Find all ##{\cal C}^1(\mathbb{R}_+^\star \times \mathbb{R},\mathbb{R}) ## solutions to the pde ##x\frac{\partial f}{\partial y} - y \frac{\partial f}{\partial x} = cf##, where ##c## is a constant. Use a polar change of variable.

## Homework Equations

Trying to bring the problem to a fundamental pde by a change of variable.

## The Attempt at a Solution

We define the polar change of variable ##(x,y) = \phi(r,\theta) = (r \cos \theta, r\sin \theta) ##, which is known to be a ##{\cal C}^1##-diffeomorphism from ##\mathbb{R}_+^\star \times ]-\frac{\pi}{2},\frac{\pi}{2}[ \to \mathbb{R}_+^\star \times \mathbb{R} ##, and we define the function ## F = f\circ\phi ## which is of class ##{\cal C}^1(\mathbb{R}_+^\star \times ]-\frac{\pi}{2},\frac{\pi}{2}[,\mathbb{R})## if and only if ##f## is of class ##{\cal C}^1(\mathbb{R}_+^\star \times \mathbb{R},\mathbb{R})##.

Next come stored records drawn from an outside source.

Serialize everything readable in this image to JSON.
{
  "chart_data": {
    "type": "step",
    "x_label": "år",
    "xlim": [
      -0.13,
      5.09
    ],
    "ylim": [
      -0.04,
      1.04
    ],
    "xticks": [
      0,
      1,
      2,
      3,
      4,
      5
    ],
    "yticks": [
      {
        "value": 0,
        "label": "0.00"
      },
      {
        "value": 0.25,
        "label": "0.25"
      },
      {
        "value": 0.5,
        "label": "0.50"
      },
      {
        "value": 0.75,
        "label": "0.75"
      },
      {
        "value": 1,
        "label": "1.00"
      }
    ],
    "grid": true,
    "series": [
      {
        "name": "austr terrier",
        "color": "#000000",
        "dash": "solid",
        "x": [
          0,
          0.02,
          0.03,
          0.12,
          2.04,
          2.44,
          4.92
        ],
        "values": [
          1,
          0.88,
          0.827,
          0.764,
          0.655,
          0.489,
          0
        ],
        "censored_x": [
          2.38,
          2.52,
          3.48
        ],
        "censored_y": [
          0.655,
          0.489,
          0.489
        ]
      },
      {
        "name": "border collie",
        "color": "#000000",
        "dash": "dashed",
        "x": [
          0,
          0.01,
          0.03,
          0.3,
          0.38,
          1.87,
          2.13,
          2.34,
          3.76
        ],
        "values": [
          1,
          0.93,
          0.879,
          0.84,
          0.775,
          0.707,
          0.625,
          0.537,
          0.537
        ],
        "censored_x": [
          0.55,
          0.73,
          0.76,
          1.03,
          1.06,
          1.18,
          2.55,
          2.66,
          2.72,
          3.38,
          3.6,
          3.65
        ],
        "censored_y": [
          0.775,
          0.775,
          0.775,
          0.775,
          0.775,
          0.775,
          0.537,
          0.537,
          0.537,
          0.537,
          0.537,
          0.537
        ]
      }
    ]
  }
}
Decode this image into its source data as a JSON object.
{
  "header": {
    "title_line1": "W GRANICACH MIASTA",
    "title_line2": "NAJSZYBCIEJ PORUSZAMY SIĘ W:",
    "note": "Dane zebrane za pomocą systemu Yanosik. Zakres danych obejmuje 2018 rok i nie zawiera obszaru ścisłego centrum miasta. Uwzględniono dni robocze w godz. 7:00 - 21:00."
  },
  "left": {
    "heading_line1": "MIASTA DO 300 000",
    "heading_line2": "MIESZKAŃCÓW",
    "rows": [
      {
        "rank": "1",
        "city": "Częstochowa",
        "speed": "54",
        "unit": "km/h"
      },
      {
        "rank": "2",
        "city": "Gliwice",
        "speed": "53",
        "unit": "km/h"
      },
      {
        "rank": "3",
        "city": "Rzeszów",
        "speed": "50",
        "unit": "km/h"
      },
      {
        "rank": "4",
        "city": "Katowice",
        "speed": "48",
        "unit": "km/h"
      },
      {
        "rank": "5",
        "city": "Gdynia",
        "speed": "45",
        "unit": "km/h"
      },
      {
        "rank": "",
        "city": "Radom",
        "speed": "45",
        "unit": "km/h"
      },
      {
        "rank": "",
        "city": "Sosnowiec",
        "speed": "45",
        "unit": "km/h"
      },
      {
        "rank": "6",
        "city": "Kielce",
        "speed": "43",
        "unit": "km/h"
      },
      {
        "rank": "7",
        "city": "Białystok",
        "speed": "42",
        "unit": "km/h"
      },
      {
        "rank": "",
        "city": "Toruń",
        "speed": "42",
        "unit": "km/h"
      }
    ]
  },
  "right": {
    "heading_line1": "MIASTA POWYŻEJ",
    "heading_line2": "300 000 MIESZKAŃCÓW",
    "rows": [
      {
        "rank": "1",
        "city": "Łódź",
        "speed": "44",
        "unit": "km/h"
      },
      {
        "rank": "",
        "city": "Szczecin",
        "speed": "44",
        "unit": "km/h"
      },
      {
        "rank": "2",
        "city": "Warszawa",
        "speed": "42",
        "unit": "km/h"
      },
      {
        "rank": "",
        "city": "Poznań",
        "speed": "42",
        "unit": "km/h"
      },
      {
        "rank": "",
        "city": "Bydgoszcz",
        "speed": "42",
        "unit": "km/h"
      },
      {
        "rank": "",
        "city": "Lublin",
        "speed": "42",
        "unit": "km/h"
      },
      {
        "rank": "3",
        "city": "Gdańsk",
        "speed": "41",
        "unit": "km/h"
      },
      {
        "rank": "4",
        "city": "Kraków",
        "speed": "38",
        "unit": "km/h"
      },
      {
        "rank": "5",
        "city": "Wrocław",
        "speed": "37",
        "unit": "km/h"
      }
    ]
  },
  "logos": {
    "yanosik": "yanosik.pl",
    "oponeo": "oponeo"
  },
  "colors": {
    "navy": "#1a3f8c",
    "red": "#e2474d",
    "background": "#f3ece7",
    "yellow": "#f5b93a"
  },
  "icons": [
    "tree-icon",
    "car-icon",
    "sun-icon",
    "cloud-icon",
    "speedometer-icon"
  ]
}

Assume that ##f## is a solution, then ##F## has all its first partial derivatives defined and by the chain rule: ##F_r = \cos\theta (f_x\circ \phi )+ \sin\theta( f_y\circ \phi)## and ##F_\theta = -r\sin \theta (f_x\circ \phi )+ r\cos\theta (f_y\circ \phi)##.

Isolating the partial derivatives with respect to ##x## and ##y##, we have :##f_x\circ \phi = \cos\theta F_r -\frac{\sin\theta}{r} F_\theta ## and ##f_y\circ \phi = \sin\theta F_r + \frac{\cos \theta}{r} F_\theta##.

Finally, ##f## is a solution if and only if ##F## is a solution to ## F_\theta - c F = 0## which has solution ##F(r,\theta) = \lambda(r) e^{c\theta}##, where ##\lambda## is a function of class ##{\cal C}^1(\mathbb{R}_+^\star,\mathbb{R})##. Returning to ##f##, the solutions have the form ##f(x,y) = \lambda(\sqrt{x^2+y^2}) e ^{c\arctan(y/x)}##

Is that correct ?